Dr. Hare said he would not have considered this ridiculous and groundless allegation worthy of notice, had it not been made before the chemical section of the British Association, and had not the individual, by whom it was made, been honoured by a British society with a premium for the instrument which he miscalled his blowpipe. This blowpipe differed immaterially from one of which he, Dr. Hare, had published an engraving and description in Silliman's American Journal of Science for 1820, (Vol. II., page 298, fig. 3;) being a modification of his blowpipe described in Vol.

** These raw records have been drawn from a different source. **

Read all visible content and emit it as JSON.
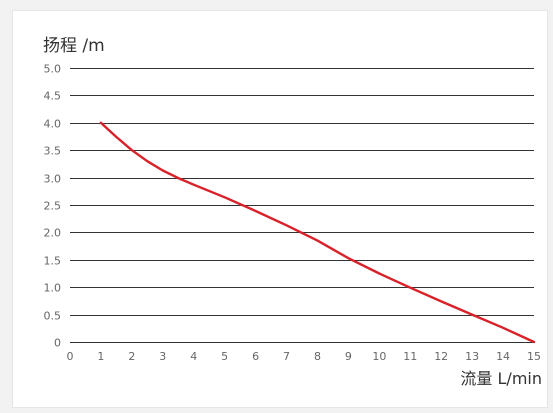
{
  "chart_data": {
    "type": "line",
    "ylabel": "扬程 /m",
    "xlabel": "流量 L/min",
    "xlim": [
      0,
      15
    ],
    "ylim": [
      0,
      5
    ],
    "x_ticks": [
      "0",
      "1",
      "2",
      "3",
      "4",
      "5",
      "6",
      "7",
      "8",
      "9",
      "10",
      "11",
      "12",
      "13",
      "14",
      "15"
    ],
    "y_ticks": [
      "0",
      "0.5",
      "1.0",
      "1.5",
      "2.0",
      "2.5",
      "3.0",
      "3.5",
      "4.0",
      "4.5",
      "5.0"
    ],
    "grid": "horizontal",
    "series": [
      {
        "color": "#d9212a",
        "x": [
          1,
          1.5,
          2,
          2.5,
          3,
          3.5,
          4,
          5,
          6,
          7,
          8,
          9,
          10,
          11,
          12,
          13,
          14,
          15
        ],
        "y": [
          4.0,
          3.74,
          3.5,
          3.3,
          3.13,
          2.99,
          2.87,
          2.64,
          2.39,
          2.13,
          1.85,
          1.53,
          1.25,
          0.99,
          0.74,
          0.5,
          0.26,
          0.0
        ]
      }
    ]
  }
}
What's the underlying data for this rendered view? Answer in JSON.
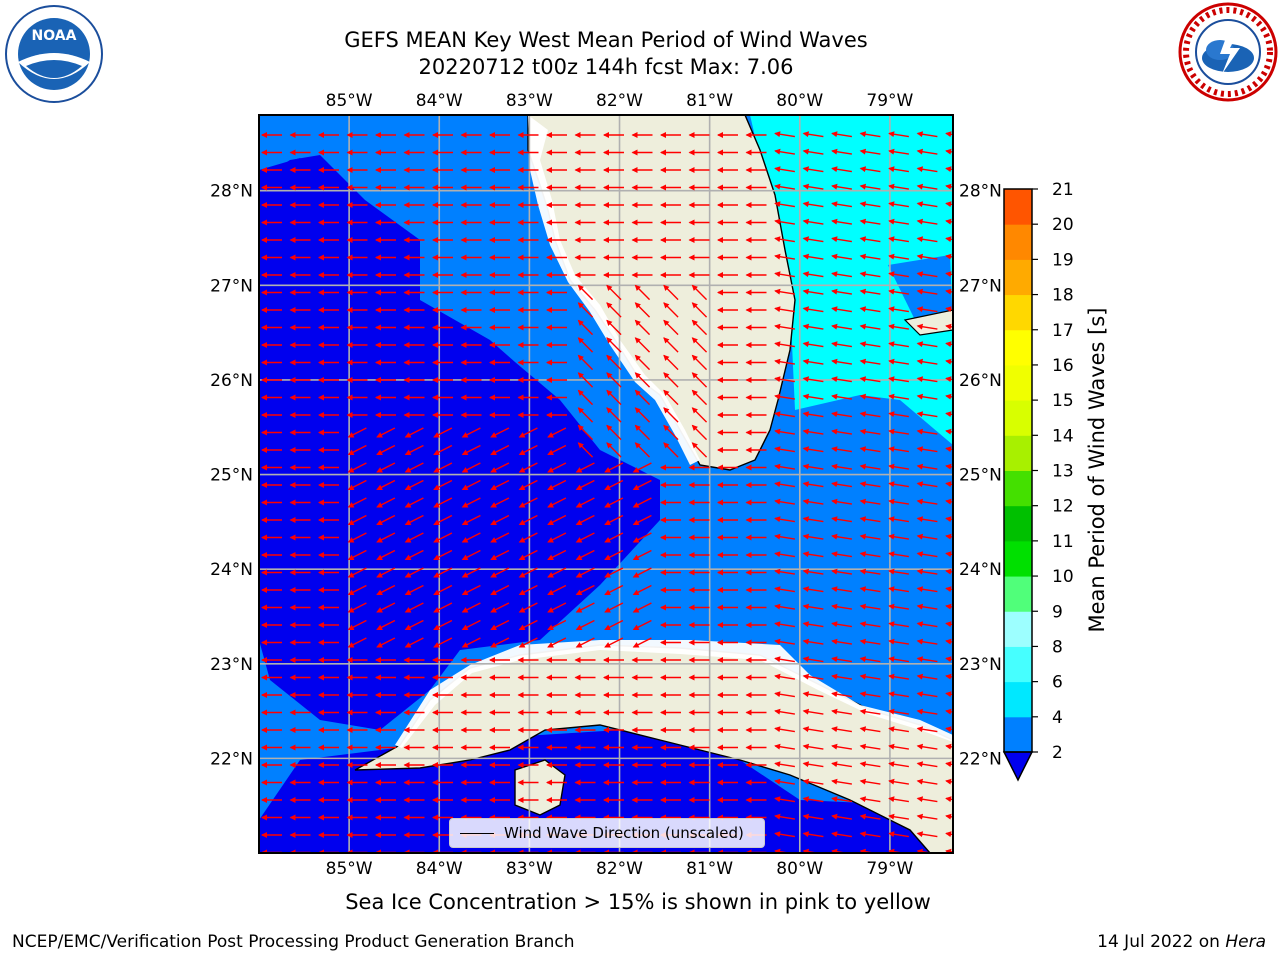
{
  "title_line1": "GEFS MEAN Key West Mean Period of Wind Waves",
  "title_line2": "20220712 t00z 144h fcst   Max: 7.06",
  "logos": {
    "left": "noaa-logo",
    "right": "nws-logo"
  },
  "map": {
    "lon_labels": [
      "85°W",
      "84°W",
      "83°W",
      "82°W",
      "81°W",
      "80°W",
      "79°W"
    ],
    "lon_values": [
      -85,
      -84,
      -83,
      -82,
      -81,
      -80,
      -79
    ],
    "lat_labels": [
      "22°N",
      "23°N",
      "24°N",
      "25°N",
      "26°N",
      "27°N",
      "28°N"
    ],
    "lat_values": [
      22,
      23,
      24,
      25,
      26,
      27,
      28
    ],
    "extent": {
      "lon_min": -86.0,
      "lon_max": -78.3,
      "lat_min": 21.0,
      "lat_max": 28.8
    },
    "colors": {
      "land": "#eeeedc",
      "period_2_4": "#0080ff",
      "period_below_2": "#0000ee",
      "period_4_6": "#00ffff",
      "arrow": "#ff0000",
      "grid": "#b0b0b0"
    }
  },
  "legend": {
    "label": "Wind Wave Direction (unscaled)"
  },
  "colorbar": {
    "label": "Mean Period of Wind Waves [s]",
    "ticks": [
      2,
      4,
      6,
      8,
      9,
      10,
      11,
      12,
      13,
      14,
      15,
      16,
      17,
      18,
      19,
      20,
      21
    ],
    "colors": [
      "#0080ff",
      "#00e8ff",
      "#46ffff",
      "#9dffff",
      "#50ff7a",
      "#00e000",
      "#00c000",
      "#44e000",
      "#a8f000",
      "#d8ff00",
      "#f0ff00",
      "#ffff00",
      "#ffd800",
      "#ffaa00",
      "#ff8800",
      "#ff5500",
      "#ff2a00",
      "#ff0000"
    ]
  },
  "ice_note": "Sea Ice Concentration > 15% is shown in pink to yellow",
  "footer": {
    "left": "NCEP/EMC/Verification Post Processing Product Generation Branch",
    "date": "14 Jul 2022 on ",
    "host": "Hera"
  }
}
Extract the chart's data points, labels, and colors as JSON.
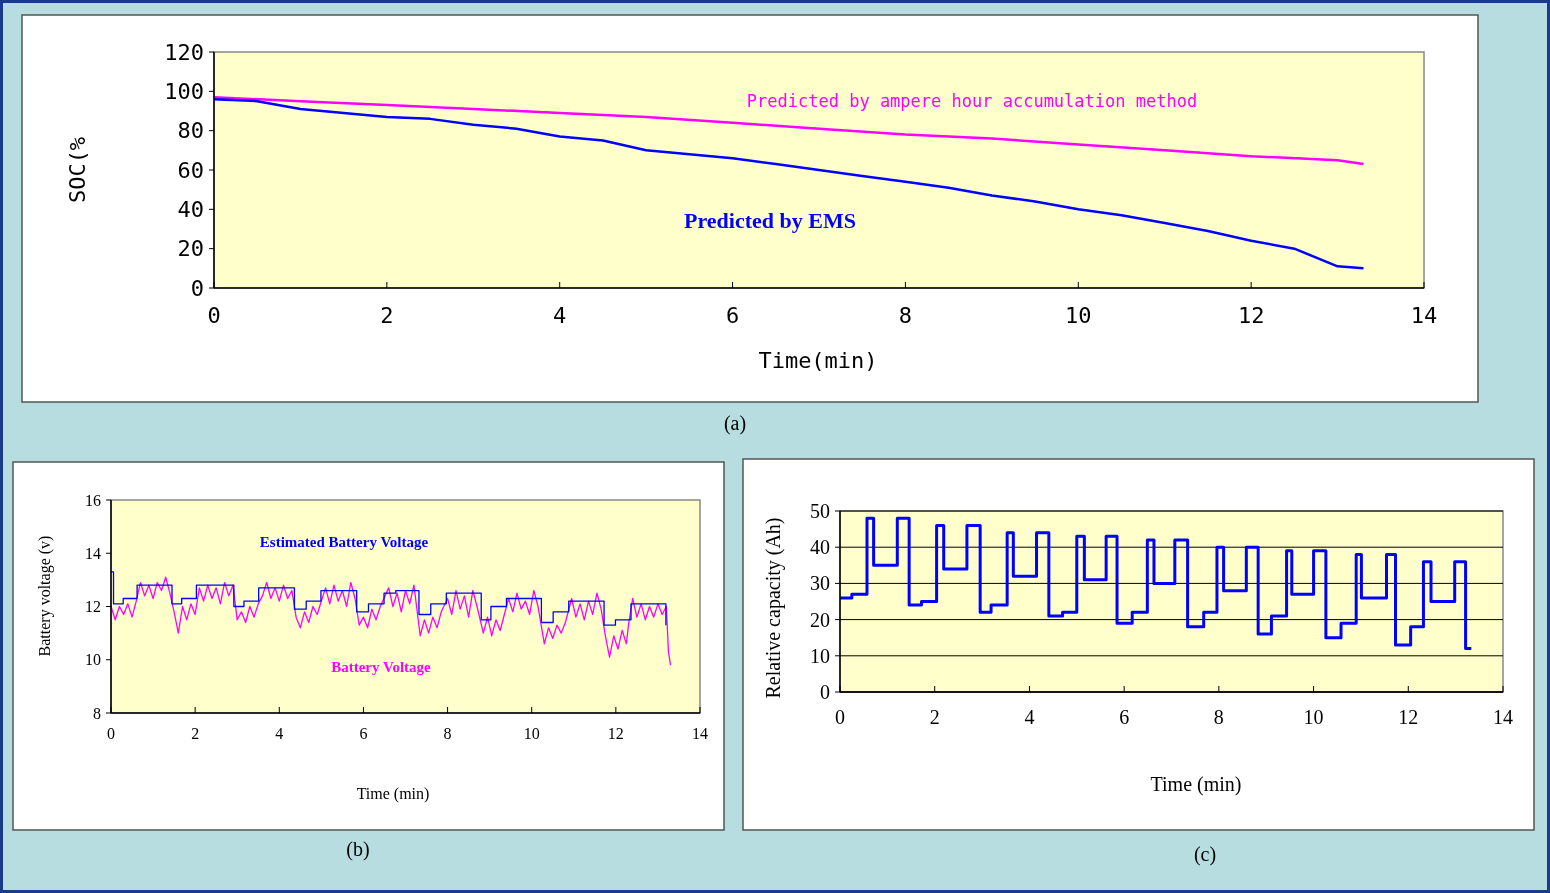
{
  "chart_data": [
    {
      "type": "line",
      "xlabel": "Time(min)",
      "ylabel": "SOC(%",
      "annotations": [
        "(a)"
      ],
      "xlim": [
        0,
        14
      ],
      "xticks": [
        0,
        2,
        4,
        6,
        8,
        10,
        12,
        14
      ],
      "ylim": [
        0,
        120
      ],
      "yticks": [
        0,
        20,
        40,
        60,
        80,
        100,
        120
      ],
      "grid": false,
      "series": [
        {
          "name": "Predicted by ampere hour accumulation method",
          "color": "#ff00ff",
          "x": [
            0,
            1,
            2,
            3,
            4,
            5,
            6,
            7,
            8,
            9,
            10,
            11,
            12,
            13,
            13.3
          ],
          "values": [
            97,
            95,
            93,
            91,
            89,
            87,
            84,
            81,
            78,
            76,
            73,
            70,
            67,
            65,
            63
          ]
        },
        {
          "name": "Predicted by EMS",
          "color": "#0000ff",
          "x": [
            0,
            0.5,
            1,
            1.5,
            2,
            2.5,
            3,
            3.5,
            4,
            4.5,
            5,
            5.5,
            6,
            6.5,
            7,
            7.5,
            8,
            8.5,
            9,
            9.5,
            10,
            10.5,
            11,
            11.5,
            12,
            12.5,
            13,
            13.3
          ],
          "values": [
            96,
            95,
            91,
            89,
            87,
            86,
            83,
            81,
            77,
            75,
            70,
            68,
            66,
            63,
            60,
            57,
            54,
            51,
            47,
            44,
            40,
            37,
            33,
            29,
            24,
            20,
            11,
            10
          ]
        }
      ]
    },
    {
      "type": "line",
      "xlabel": "Time (min)",
      "ylabel": "Battery voltage (v)",
      "annotations": [
        "(b)"
      ],
      "xlim": [
        0,
        14
      ],
      "xticks": [
        0,
        2,
        4,
        6,
        8,
        10,
        12,
        14
      ],
      "ylim": [
        8,
        16
      ],
      "yticks": [
        8,
        10,
        12,
        14,
        16
      ],
      "grid": false,
      "series": [
        {
          "name": "Battery Voltage",
          "color": "#ff00ff",
          "x": [
            0,
            0.1,
            0.2,
            0.3,
            0.4,
            0.5,
            0.6,
            0.7,
            0.8,
            0.9,
            1.0,
            1.1,
            1.2,
            1.3,
            1.4,
            1.5,
            1.6,
            1.7,
            1.8,
            1.9,
            2.0,
            2.1,
            2.2,
            2.3,
            2.4,
            2.5,
            2.6,
            2.7,
            2.8,
            2.9,
            3.0,
            3.1,
            3.2,
            3.3,
            3.4,
            3.5,
            3.6,
            3.7,
            3.8,
            3.9,
            4.0,
            4.1,
            4.2,
            4.3,
            4.4,
            4.5,
            4.6,
            4.7,
            4.8,
            4.9,
            5.0,
            5.1,
            5.2,
            5.3,
            5.4,
            5.5,
            5.6,
            5.7,
            5.8,
            5.9,
            6.0,
            6.1,
            6.2,
            6.3,
            6.4,
            6.6,
            6.7,
            6.8,
            6.9,
            7.0,
            7.1,
            7.2,
            7.35,
            7.45,
            7.55,
            7.65,
            7.75,
            7.85,
            8.0,
            8.1,
            8.2,
            8.3,
            8.4,
            8.5,
            8.6,
            8.7,
            8.85,
            8.95,
            9.05,
            9.15,
            9.25,
            9.35,
            9.45,
            9.55,
            9.65,
            9.75,
            9.85,
            9.95,
            10.05,
            10.15,
            10.3,
            10.4,
            10.5,
            10.6,
            10.7,
            10.8,
            10.95,
            11.05,
            11.15,
            11.25,
            11.35,
            11.45,
            11.55,
            11.65,
            11.75,
            11.85,
            11.95,
            12.05,
            12.15,
            12.25,
            12.3,
            12.4,
            12.5,
            12.6,
            12.7,
            12.8,
            12.9,
            13.0,
            13.1,
            13.2,
            13.25,
            13.3
          ],
          "values": [
            12.0,
            11.5,
            12.0,
            11.7,
            12.1,
            11.6,
            12.2,
            12.9,
            12.4,
            12.8,
            12.3,
            12.9,
            12.6,
            13.1,
            12.5,
            11.8,
            11.0,
            12.0,
            11.5,
            12.1,
            11.7,
            12.7,
            12.2,
            12.8,
            12.3,
            12.7,
            12.1,
            12.9,
            12.4,
            12.8,
            11.5,
            11.8,
            11.4,
            12.0,
            11.6,
            12.1,
            12.4,
            12.9,
            12.3,
            12.7,
            12.2,
            12.8,
            12.3,
            12.6,
            11.6,
            11.2,
            11.8,
            11.4,
            12.0,
            11.7,
            12.2,
            12.7,
            12.1,
            12.8,
            12.2,
            12.6,
            12.0,
            12.9,
            12.3,
            11.3,
            11.6,
            11.2,
            11.9,
            11.5,
            12.0,
            12.7,
            12.0,
            12.5,
            11.8,
            12.6,
            12.1,
            12.8,
            10.9,
            11.5,
            11.0,
            11.6,
            11.2,
            11.8,
            12.3,
            11.7,
            12.6,
            11.9,
            12.4,
            11.6,
            12.6,
            12.0,
            11.0,
            11.6,
            10.9,
            11.5,
            11.1,
            11.7,
            12.3,
            11.8,
            12.5,
            11.9,
            12.2,
            11.7,
            12.6,
            12.0,
            10.6,
            11.2,
            10.8,
            11.3,
            11.0,
            11.4,
            12.3,
            11.6,
            12.1,
            11.5,
            12.2,
            11.7,
            12.5,
            11.9,
            10.9,
            10.1,
            10.9,
            10.4,
            11.1,
            10.6,
            11.3,
            12.3,
            11.6,
            12.1,
            11.5,
            12.0,
            11.6,
            12.1,
            11.7,
            12.0,
            10.3,
            9.8
          ]
        },
        {
          "name": "Estimated Battery Voltage",
          "type": "step",
          "color": "#0000ff",
          "x": [
            0,
            0.06,
            0.29,
            0.62,
            1.45,
            1.68,
            2.03,
            2.92,
            3.16,
            3.51,
            4.36,
            4.64,
            4.99,
            5.84,
            6.12,
            6.49,
            6.77,
            7.32,
            7.6,
            7.97,
            8.8,
            9.03,
            9.4,
            10.23,
            10.51,
            10.88,
            11.72,
            11.99,
            12.36,
            13.19
          ],
          "values": [
            13.3,
            12.1,
            12.3,
            12.8,
            12.1,
            12.3,
            12.8,
            12.0,
            12.2,
            12.7,
            11.9,
            12.2,
            12.6,
            11.8,
            12.1,
            12.5,
            12.6,
            11.7,
            12.1,
            12.5,
            11.5,
            12.0,
            12.3,
            11.4,
            11.8,
            12.2,
            11.3,
            11.5,
            12.1,
            11.3
          ]
        }
      ]
    },
    {
      "type": "step",
      "xlabel": "Time (min)",
      "ylabel": "Relative capacity (Ah)",
      "annotations": [
        "(c)"
      ],
      "xlim": [
        0,
        14
      ],
      "xticks": [
        0,
        2,
        4,
        6,
        8,
        10,
        12,
        14
      ],
      "ylim": [
        0,
        50
      ],
      "yticks": [
        0,
        10,
        20,
        30,
        40,
        50
      ],
      "grid": "y",
      "series": [
        {
          "color": "#0000ff",
          "x": [
            0,
            0.25,
            0.57,
            0.71,
            1.21,
            1.46,
            1.72,
            2.04,
            2.19,
            2.68,
            2.96,
            3.19,
            3.53,
            3.66,
            4.15,
            4.41,
            4.7,
            5.0,
            5.16,
            5.62,
            5.85,
            6.17,
            6.49,
            6.63,
            7.07,
            7.34,
            7.68,
            7.96,
            8.1,
            8.58,
            8.83,
            9.11,
            9.43,
            9.54,
            10.0,
            10.26,
            10.58,
            10.9,
            11.01,
            11.54,
            11.73,
            12.05,
            12.32,
            12.48,
            12.98,
            13.21,
            13.33
          ],
          "values": [
            26,
            27,
            48,
            35,
            48,
            24,
            25,
            46,
            34,
            46,
            22,
            24,
            44,
            32,
            44,
            21,
            22,
            43,
            31,
            43,
            19,
            22,
            42,
            30,
            42,
            18,
            22,
            40,
            28,
            40,
            16,
            21,
            39,
            27,
            39,
            15,
            19,
            38,
            26,
            38,
            13,
            18,
            36,
            25,
            36,
            12,
            12
          ]
        }
      ]
    }
  ]
}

XIV. of Tilloch's Philosophical Magazine for 1802.

The only difference between the instruments described and represented in those publications, and that employed by Maugham, was that the latter formed near the apex an acute angle, so as to be convenient for directing the flame upon a cylinder of lime for producing the lime-light.

With a view to show this method of illumination, agreeably to the process in which a revolving cylinder of lime is employed, Dr. Hare stated that he had purchased one of the crooked blowpipes alluded to; but he had never used it for any purpose, having found his own blowpipe abovementioned preferable, when the jet was directed obliquely upwards.